14. Januar 2016

Verhandlung des Grünen Antrags zur „Regulierung von Prostitutionsstätten“ heute im Bundestag.

Pressemitteilung 14. 01. 2016

Heute werden im Bundestag zwei Anträge (https://www.bundestag.de/dokumente/tagesordnungen/tagesordnung-149/277264; TOP 13) behandelt, die die Prostitution betreffen. Die Fraktion BÜNDNIS 90/DIE GRÜNEN stellen den Antrag „Gesetz zur Regulierung von Prostitutionsstätten vorlegen“ (Drucksache 18/7243).
Der Antrag strotzt – wie auch der 1. und 2. Referentenentwurf eines Gesetzes zur Regulierung des Prostitutionsgewerbes sowie zum Schutz von in der Prostitution tätigen Personen (ProstSchG) des Bundesministeriums für Familie, Senioren, Frauen und Jugend - vor negativen Unterstellungen, verdeutlicht eine grundsätzliche Ablehnung der Prostitution und geht ausschließlich von SexarbeiterInnen als Opfern aus. Dementsprechend werden ein flächendeckendes Beratungsangebot für SexarbeiterInnen gefordert und eine Erstberatung sowie Ausstiegsberatung. Kein Wort ist zu lesen von „Einstiegsberatung“, Empowerment geschweige denn Professionalisierung – Selbstverständlichkeiten in allen anderen Berufen.
(Auch führt das Auslegen von Kondomen noch lange nicht zur Benutzung. Hier sind (Präventions) -Informationen, Berufsethos, Haltung, Kommunikation und insbesonders „Freierarbeit“ viel wichtiger und effektiver – wie aus anderen Gesundheitsfeldern längst bekannt.)
Diesem negativen Duktus folgend sehen sie Prostitutionsstätten auch nur als ein Gewerbe mit „unzuträglichen Auswüchsen", "Intransparenz" und „kriminellen Strukturen“. Demzufolge soll ein Gesetz auch Regelungen schaffen, „um Kriminalität wie Menschenhandel, Gewalt gegen Frauen und Ausbeutung und Zuhälterei zu bekämpfen“. Dass der Staat bisher noch nie daran interessiert war, der Branche wie anderen Branchen zu begegnen, ihr Rechtssicherheit und damit Planbarkeit einzuräumen und die gleichen Gesetze wie in anderen Wirtschaftsbereichen üblich anzuwenden, bleibt unerwähnt. Für kriminelle, strafrechtlich relevante Tatbestände (wie z. B. sexuelle Nötigung/Vergewaltigung, Erpressung, Nötigung, Wucher, Ausbeutung) sind längst ausreichende Gesetze vorhanden. Sie müssen nur angewandt werden!
„Grundrechte wie sexuelle Selbstbestimmung, persönliche Freiheit, Gesundheit und Persönlichkeitsrechte von Prostituierten“ werden weit mehr durch solche Gesetze und rechtliche Rahmenbedingungen gefährdet als durch die Charakteristika der Prostitution und die möglichen Bedingungen in Bordellen.
Abschließend stellt sich die Frage, was die Bundestagsfraktion von BÜNDNIS 90/DIE GRÜNEN mit diesem Antrag bezweckt?
Der Antrag der Bundestagsfraktion DIE LINKE (Drucksache 18/7236) ist da differenzierter, unterstreicht die (Grund-) Rechte von SexarbeiterInnen, spricht sich gegen weitere repressive Regelungen (wie eine Registrierungspflicht) aus, fordert den Ausbau von Rechten und setzt vor allem auf einen partizipativen Ansatz.

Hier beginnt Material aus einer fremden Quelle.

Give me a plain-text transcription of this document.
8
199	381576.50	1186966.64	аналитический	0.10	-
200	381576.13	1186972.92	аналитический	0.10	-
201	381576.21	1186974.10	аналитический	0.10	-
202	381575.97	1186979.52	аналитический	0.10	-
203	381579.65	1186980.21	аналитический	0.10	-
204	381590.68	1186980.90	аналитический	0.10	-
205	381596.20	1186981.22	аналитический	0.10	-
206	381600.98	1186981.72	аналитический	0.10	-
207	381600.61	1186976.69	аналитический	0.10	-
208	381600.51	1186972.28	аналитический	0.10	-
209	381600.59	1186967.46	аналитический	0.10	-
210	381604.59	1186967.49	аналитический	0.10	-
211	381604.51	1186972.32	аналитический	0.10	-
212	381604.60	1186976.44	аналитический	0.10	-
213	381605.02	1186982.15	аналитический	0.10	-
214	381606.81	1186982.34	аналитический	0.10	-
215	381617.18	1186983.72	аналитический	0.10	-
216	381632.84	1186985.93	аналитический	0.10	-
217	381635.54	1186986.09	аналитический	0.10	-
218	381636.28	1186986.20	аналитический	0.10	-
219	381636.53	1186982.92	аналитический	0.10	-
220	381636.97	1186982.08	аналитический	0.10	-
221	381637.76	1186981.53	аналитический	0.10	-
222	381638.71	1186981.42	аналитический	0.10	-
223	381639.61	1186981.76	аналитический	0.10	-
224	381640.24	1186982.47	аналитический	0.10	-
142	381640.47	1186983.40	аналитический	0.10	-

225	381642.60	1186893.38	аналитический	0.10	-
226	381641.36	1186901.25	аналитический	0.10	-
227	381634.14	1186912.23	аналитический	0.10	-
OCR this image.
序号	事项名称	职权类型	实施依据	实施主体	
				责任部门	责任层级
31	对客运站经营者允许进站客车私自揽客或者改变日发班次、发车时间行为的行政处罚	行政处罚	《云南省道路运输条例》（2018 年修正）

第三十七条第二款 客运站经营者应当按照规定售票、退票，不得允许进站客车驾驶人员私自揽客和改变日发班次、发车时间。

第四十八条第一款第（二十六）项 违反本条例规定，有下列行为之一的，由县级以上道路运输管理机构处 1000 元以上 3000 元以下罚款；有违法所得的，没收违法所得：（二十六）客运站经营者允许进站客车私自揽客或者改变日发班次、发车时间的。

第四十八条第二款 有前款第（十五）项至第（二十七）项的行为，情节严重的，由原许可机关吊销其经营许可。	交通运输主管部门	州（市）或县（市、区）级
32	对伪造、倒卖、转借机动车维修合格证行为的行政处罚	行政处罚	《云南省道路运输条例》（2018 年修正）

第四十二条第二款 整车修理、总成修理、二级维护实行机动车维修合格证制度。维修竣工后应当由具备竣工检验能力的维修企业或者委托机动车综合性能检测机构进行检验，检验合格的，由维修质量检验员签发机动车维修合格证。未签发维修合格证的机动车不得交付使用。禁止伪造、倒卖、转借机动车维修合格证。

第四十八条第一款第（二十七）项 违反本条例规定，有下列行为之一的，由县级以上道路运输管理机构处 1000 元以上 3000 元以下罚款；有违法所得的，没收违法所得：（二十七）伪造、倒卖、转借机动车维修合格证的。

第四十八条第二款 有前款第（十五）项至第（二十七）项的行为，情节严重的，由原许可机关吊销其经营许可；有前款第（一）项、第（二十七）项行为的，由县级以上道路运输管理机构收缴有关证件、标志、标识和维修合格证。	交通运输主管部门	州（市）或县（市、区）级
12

Als Bundesverband der Prostitutionsbranche, mit Bordellbetrieben und selbstständigen SexarbeiterInnen als Mitglieder, fordern wir weiterhin die Abschaffung aller diskriminierender Gesetze und eine umfängliche Einbindung der Prostitutionsbranche in die bestehenden relevanten Gesetze (Gewerberecht, Baurecht, Steuerrecht, Polizeirecht, etc.) – keine weiteren Sondergesetze - dafür Respekt – mit einer echten Beteiligung der Beteiligten (unsere ausführliche Stellungnahme zum Referentenentwurf: http://www.bsd-ev.info/publikationen/index.php).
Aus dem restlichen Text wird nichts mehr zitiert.